I- Introduction : Principaux repères sur l’Afrique :

– La superficie de l’Afrique est de 30 millions de krn², soit 20,3 % des terres émergées. La population est estimée à près d’un milliard d’habitants soit 1/6 de la population mondiale.

– Un tiers des ressources minières mondiales se trouve en Afrique. Le continent produit 10 % de pétrole et 20 % de l’or.

– L’Afrique abrite 60 % du total mondial des terres arables et non encore cultivées.

– L’Afrique réalise 2 000 milliards du PIS soit plus que l’Inde et moins que le Brésil. La taille de l’économie africaine a triplé depuis 2000 notamment grâce à l’Afrique subsaharienne qui a vu sa production quadruplée sur la même période.

– La part de l’Afrique dans les projets IDE (Investissements Directs Etrangers) est passée de 3,2 % en 2007 à 5,6 % en 2012.

– 35 pays africains sont classés devant la Chine selon l’indice de démocratie.

– 35 des pays africains sont classés devant la Russie selon l’indice de perception de la corruption.

– 17 des pays africains sont classés devant l’Inde selon l’indice « Doing Business » de la Banque Mondiale.

Pendant longtemps, l’Afrique a été perçue comme un continent à la dérive, en proie aux conflits armés, aux troubles sociaux, aux endémies et aux catastrophes naturelles (sécheresse, inondations, etc.). Depuis une dizaine d’années, l’afro-pessimisme a cédé le pas à l’afro-optimisme. L’Afrique est devenue un continent courtisé, à forte attractivité pour les investissements.

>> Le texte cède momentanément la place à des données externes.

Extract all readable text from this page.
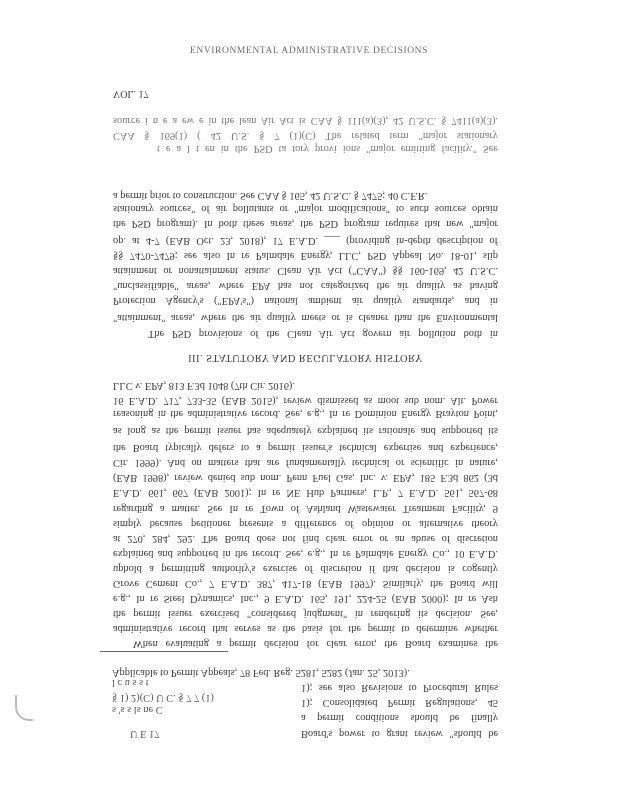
ENVIRONMENTAL ADMINISTRATIVE DECISIONS
VOL. 17
source i n e a ew e in the lean Air Act is CAA § 111(a)(3), 42 U.S.C. § 7411(a)(3).
CAA § 169(1) ( 42 U.S. § 7 (1)(C) The related term "major stationary
t e a l t en in the PSD ta tory provi ions "major emitting facility." See
a permit prior to construction. See CAA § 165, 42 U.S.C. § 7475; 40 C.F.R.
stationary sources" of air pollutants or "major modifications" to such sources obtain
the PSD program). In both these areas, the PSD program requires that new "major
op. at 4-7 (EAB Oct. 23, 2018), 17 E.A.D. ___ (providing in-depth description of
§§ 7470-7479; see also In re Palmdale Energy, LLC, PSD Appeal No. 18-01, slip
attainment or nonattainment status. Clean Air Act ("CAA") §§ 160-169, 42 U.S.C.
"unclassifiable" areas, where EPA has not categorized the air quality as having
Protection Agency's ("EPA's") national ambient air quality standards, and in
"attainment" areas, where the air quality meets or is cleaner than the Environmental
The PSD provisions of the Clean Air Act govern air pollution both in
III. STATUTORY AND REGULATORY HISTORY
LLC v. EPA, 813 F.3d 1048 (7th Cir. 2016).
16 E.A.D. 717, 733-35 (EAB 2015), review dismissed as moot sub nom. Alt. Power
reasoning in the administrative record. See, e.g., In re Dominion Energy Brayton Point,
as long as the permit issuer has adequately explained its rationale and supported its
the Board typically defers to a permit issuer's technical expertise and experience,
Cir. 1999). And on matters that are fundamentally technical or scientific in nature,
(EAB 1998), review denied sub nom. Penn Fuel Gas, Inc. v. EPA, 185 F.3d 862 (3d
E.A.D. 661, 667 (EAB 2001); In re NE Hub Partners, L.P., 7 E.A.D. 561, 567-68
regarding a matter. See In re Town of Ashland Wastewater Treatment Facility, 9
simply because petitioner presents a difference of opinion or alternative theory
at 270, 284, 292. The Board does not find clear error or an abuse of discretion
explained and supported in the record. See, e.g., In re Palmdale Energy Co., 10 E.A.D.
uphold a permitting authority's exercise of discretion if that decision is cogently
Grove Cement Co., 7 E.A.D. 387, 417-18 (EAB 1997). Similarly, the Board will
e.g., In re Steel Dynamics, Inc., 9 E.A.D. 165, 191, 224-25 (EAB 2000); In re Ash
the permit issuer exercised "considered judgment" in rendering its decision. See,
administrative record that serves as the basis for the permit to determine whether
When evaluating a permit decision for clear error, the Board examines the
Applicable to Permit Appeals, 78 Fed. Reg. 5281, 5282 (Jan. 25, 2013).
l c u s s t	1); see also Revisions to Procedural Rules
§ 1) 2)(C) U C. § 7 7 (1)	1); Consolidated Permit Regulations, 45
s 's s ls ne C
a permit conditions should be finally
U E 17	Board's power to grant review "should be
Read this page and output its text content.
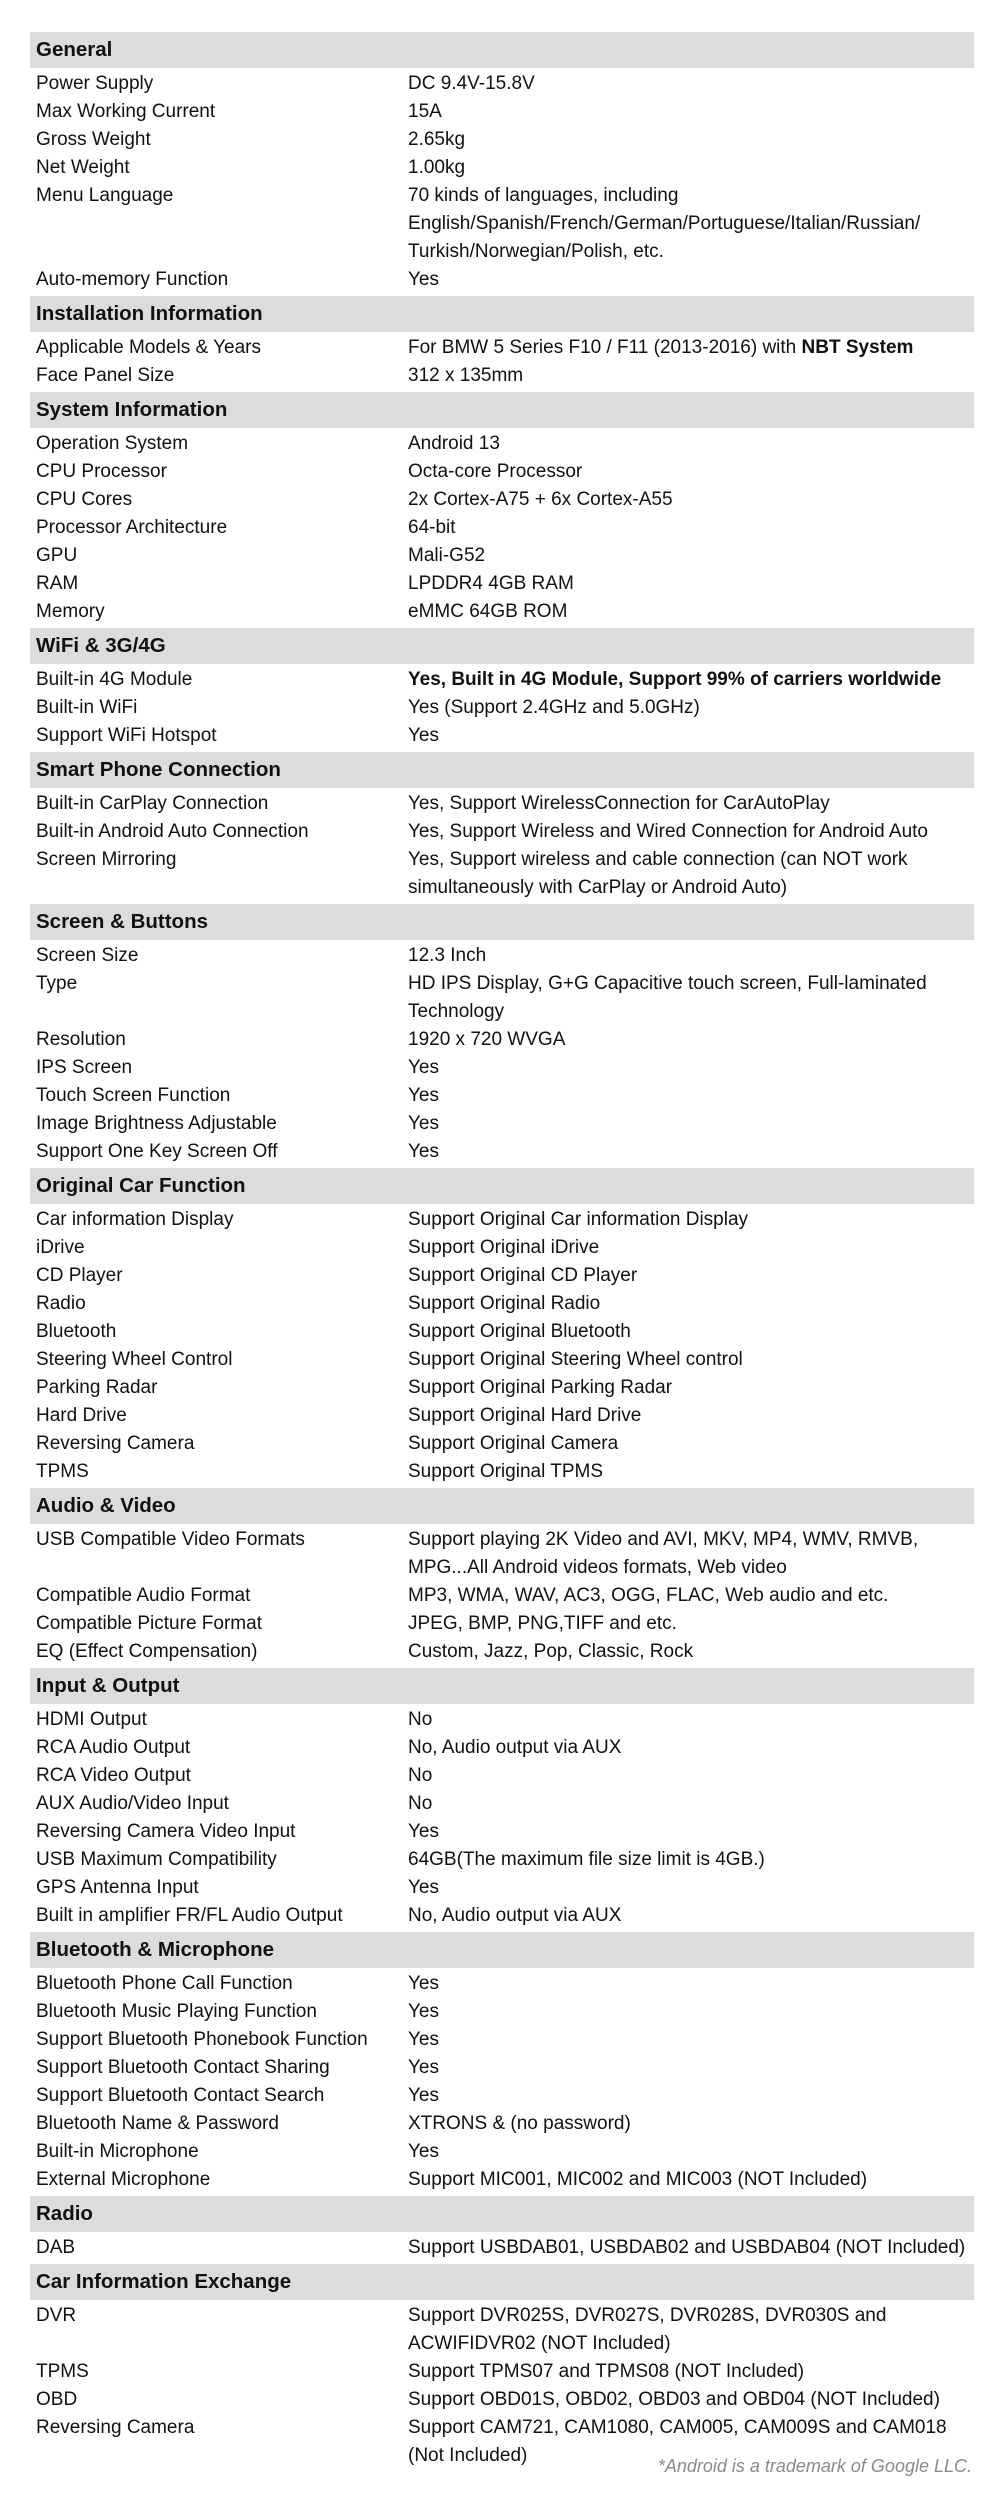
General
Power Supply	DC 9.4V-15.8V
Max Working Current	15A
Gross Weight	2.65kg
Net Weight	1.00kg
Menu Language	70 kinds of languages, including English/Spanish/French/German/Portuguese/Italian/Russian/ Turkish/Norwegian/Polish, etc.
Auto-memory Function	Yes
Installation Information
Applicable Models & Years	For BMW 5 Series F10 / F11 (2013-2016) with NBT System
Face Panel Size	312 x 135mm
System Information
Operation System	Android 13
CPU Processor	Octa-core Processor
CPU Cores	2x Cortex-A75 + 6x Cortex-A55
Processor Architecture	64-bit
GPU	Mali-G52
RAM	LPDDR4 4GB RAM
Memory	eMMC 64GB ROM
WiFi & 3G/4G
Built-in 4G Module	Yes, Built in 4G Module, Support 99% of carriers worldwide
Built-in WiFi	Yes (Support 2.4GHz and 5.0GHz)
Support WiFi Hotspot	Yes
Smart Phone Connection
Built-in CarPlay Connection	Yes, Support WirelessConnection for CarAutoPlay
Built-in Android Auto Connection	Yes, Support Wireless and Wired Connection for Android Auto
Screen Mirroring	Yes, Support wireless and cable connection (can NOT work simultaneously with CarPlay or Android Auto)
Screen & Buttons
Screen Size	12.3 Inch
Type	HD IPS Display, G+G Capacitive touch screen, Full-laminated Technology
Resolution	1920 x 720 WVGA
IPS Screen	Yes
Touch Screen Function	Yes
Image Brightness Adjustable	Yes
Support One Key Screen Off	Yes
Original Car Function
Car information Display	Support Original Car information Display
iDrive	Support Original iDrive
CD Player	Support Original CD Player
Radio	Support Original Radio
Bluetooth	Support Original Bluetooth
Steering Wheel Control	Support Original Steering Wheel control
Parking Radar	Support Original Parking Radar
Hard Drive	Support Original Hard Drive
Reversing Camera	Support Original Camera
TPMS	Support Original TPMS
Audio & Video
USB Compatible Video Formats	Support playing 2K Video and AVI, MKV, MP4, WMV, RMVB, MPG...All Android videos formats, Web video
Compatible Audio Format	MP3, WMA, WAV, AC3, OGG, FLAC, Web audio and etc.
Compatible Picture Format	JPEG, BMP, PNG,TIFF and etc.
EQ (Effect Compensation)	Custom, Jazz, Pop, Classic, Rock
Input & Output
HDMI Output	No
RCA Audio Output	No, Audio output via AUX
RCA Video Output	No
AUX Audio/Video Input	No
Reversing Camera Video Input	Yes
USB Maximum Compatibility	64GB(The maximum file size limit is 4GB.)
GPS Antenna Input	Yes
Built in amplifier FR/FL Audio Output	No, Audio output via AUX
Bluetooth & Microphone
Bluetooth Phone Call Function	Yes
Bluetooth Music Playing Function	Yes
Support Bluetooth Phonebook Function	Yes
Support Bluetooth Contact Sharing	Yes
Support Bluetooth Contact Search	Yes
Bluetooth Name & Password	XTRONS & (no password)
Built-in Microphone	Yes
External Microphone	Support MIC001, MIC002 and MIC003 (NOT Included)
Radio
DAB	Support USBDAB01, USBDAB02 and USBDAB04 (NOT Included)
Car Information Exchange
DVR	Support DVR025S, DVR027S, DVR028S, DVR030S and ACWIFIDVR02 (NOT Included)
TPMS	Support TPMS07 and TPMS08 (NOT Included)
OBD	Support OBD01S, OBD02, OBD03 and OBD04 (NOT Included)
Reversing Camera	Support CAM721, CAM1080, CAM005, CAM009S and CAM018 (Not Included)	*Android is a trademark of Google LLC.
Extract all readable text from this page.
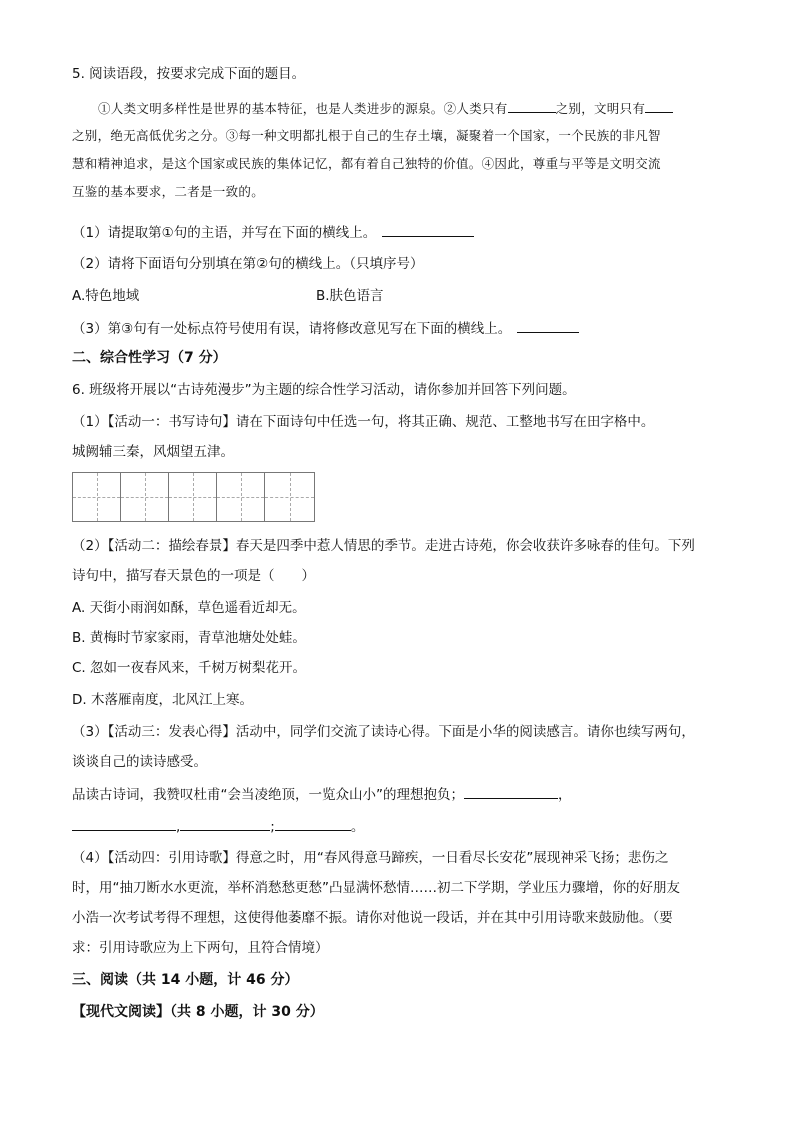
5. 阅读语段，按要求完成下面的题目。
①人类文明多样性是世界的基本特征，也是人类进步的源泉。②人类只有	之别，文明只有
之别，绝无高低优劣之分。③每一种文明都扎根于自己的生存土壤，凝聚着一个国家，一个民族的非凡智
慧和精神追求，是这个国家或民族的集体记忆，都有着自己独特的价值。④因此，尊重与平等是文明交流
互鉴的基本要求，二者是一致的。
（1）请提取第①句的主语，并写在下面的横线上。
（2）请将下面语句分别填在第②句的横线上。（只填序号）
A.特色地域	B.肤色语言
（3）第③句有一处标点符号使用有误，请将修改意见写在下面的横线上。
二、综合性学习（7 分）
6. 班级将开展以“古诗苑漫步”为主题的综合性学习活动，请你参加并回答下列问题。
（1）【活动一：书写诗句】请在下面诗句中任选一句，将其正确、规范、工整地书写在田字格中。
城阙辅三秦，风烟望五津。
（2）【活动二：描绘春景】春天是四季中惹人情思的季节。走进古诗苑，你会收获许多咏春的佳句。下列
诗句中，描写春天景色的一项是（　　）
A. 天街小雨润如酥，草色遥看近却无。
B. 黄梅时节家家雨，青草池塘处处蛙。
C. 忽如一夜春风来，千树万树梨花开。
D. 木落雁南度，北风江上寒。
（3）【活动三：发表心得】活动中，同学们交流了读诗心得。下面是小华的阅读感言。请你也续写两句，
谈谈自己的读诗感受。
品读古诗词，我赞叹杜甫“会当凌绝顶，一览众山小”的理想抱负；	，
,	;	。
（4）【活动四：引用诗歌】得意之时，用“春风得意马蹄疾，一日看尽长安花”展现神采飞扬；悲伤之
时，用“抽刀断水水更流，举杯消愁愁更愁”凸显满怀愁情……初二下学期，学业压力骤增，你的好朋友
小浩一次考试考得不理想，这使得他萎靡不振。请你对他说一段话，并在其中引用诗歌来鼓励他。（要
求：引用诗歌应为上下两句，且符合情境）
三、阅读（共 14 小题，计 46 分）
【现代文阅读】（共 8 小题，计 30 分）
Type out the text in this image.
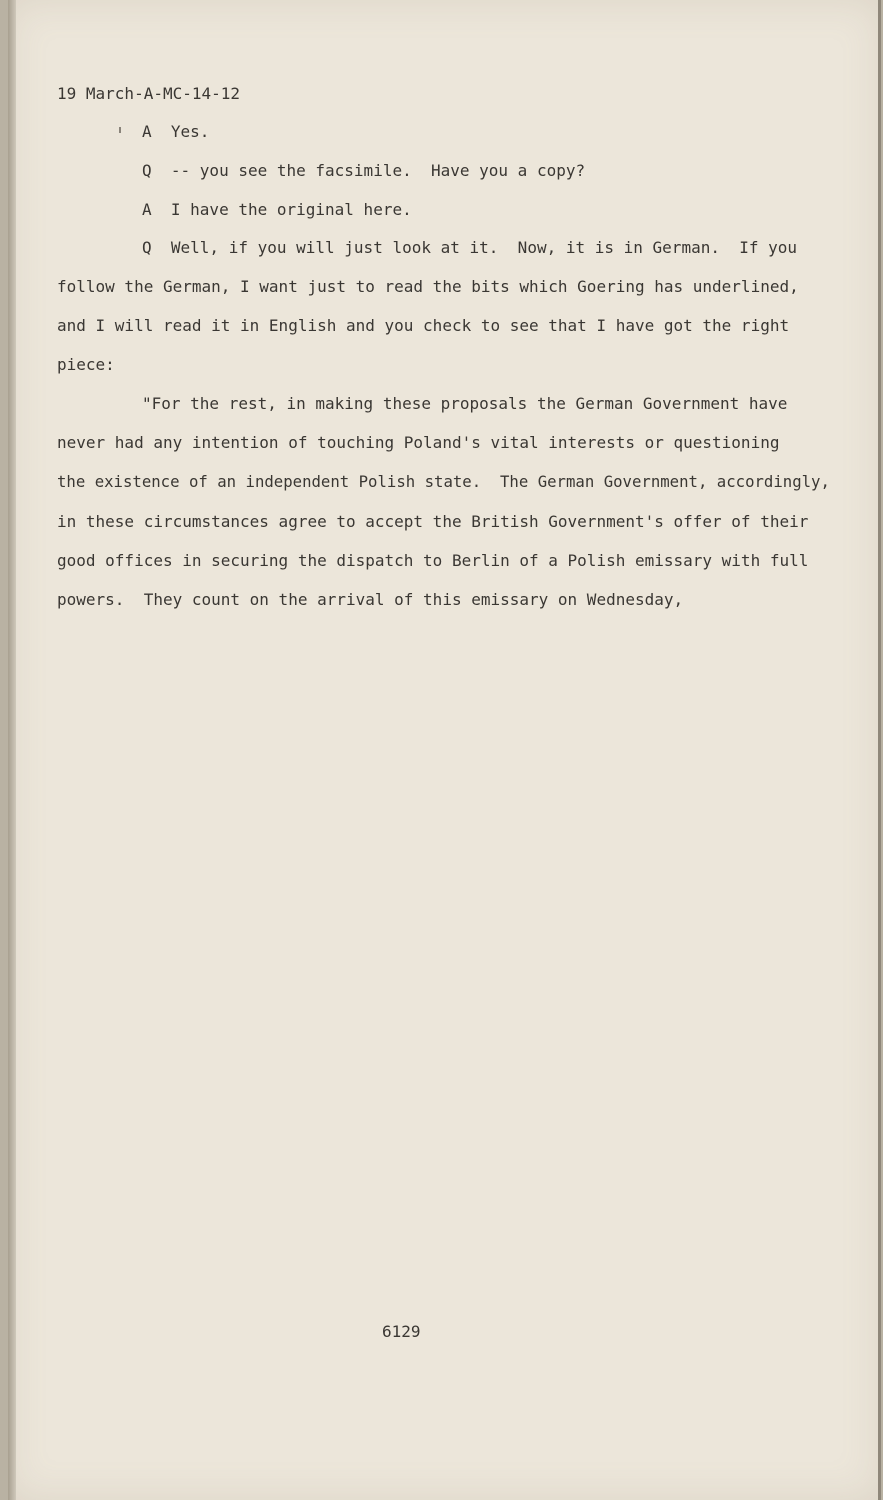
19 March-A-MC-14-12
A  Yes.
Q  -- you see the facsimile.  Have you a copy?
A  I have the original here.
Q  Well, if you will just look at it.  Now, it is in German.  If you
follow the German, I want just to read the bits which Goering has underlined,
and I will read it in English and you check to see that I have got the right
piece:
"For the rest, in making these proposals the German Government have
never had any intention of touching Poland's vital interests or questioning
the existence of an independent Polish state.  The German Government, accordingly,
in these circumstances agree to accept the British Government's offer of their
good offices in securing the dispatch to Berlin of a Polish emissary with full
powers.  They count on the arrival of this emissary on Wednesday,
6129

II – Défense des Intérêts du Maroc en Afrique :

Volet Economique :

– L’Afrique sub-saharienne constitue une profondeur stratégique pour notre pays. La vingtaine de visites que Sa Majesté le Roi Mohammed VI, que Dieu L’assiste, a effectuées dans une quinzaine de pays africains illustre cette réalité géopolitique.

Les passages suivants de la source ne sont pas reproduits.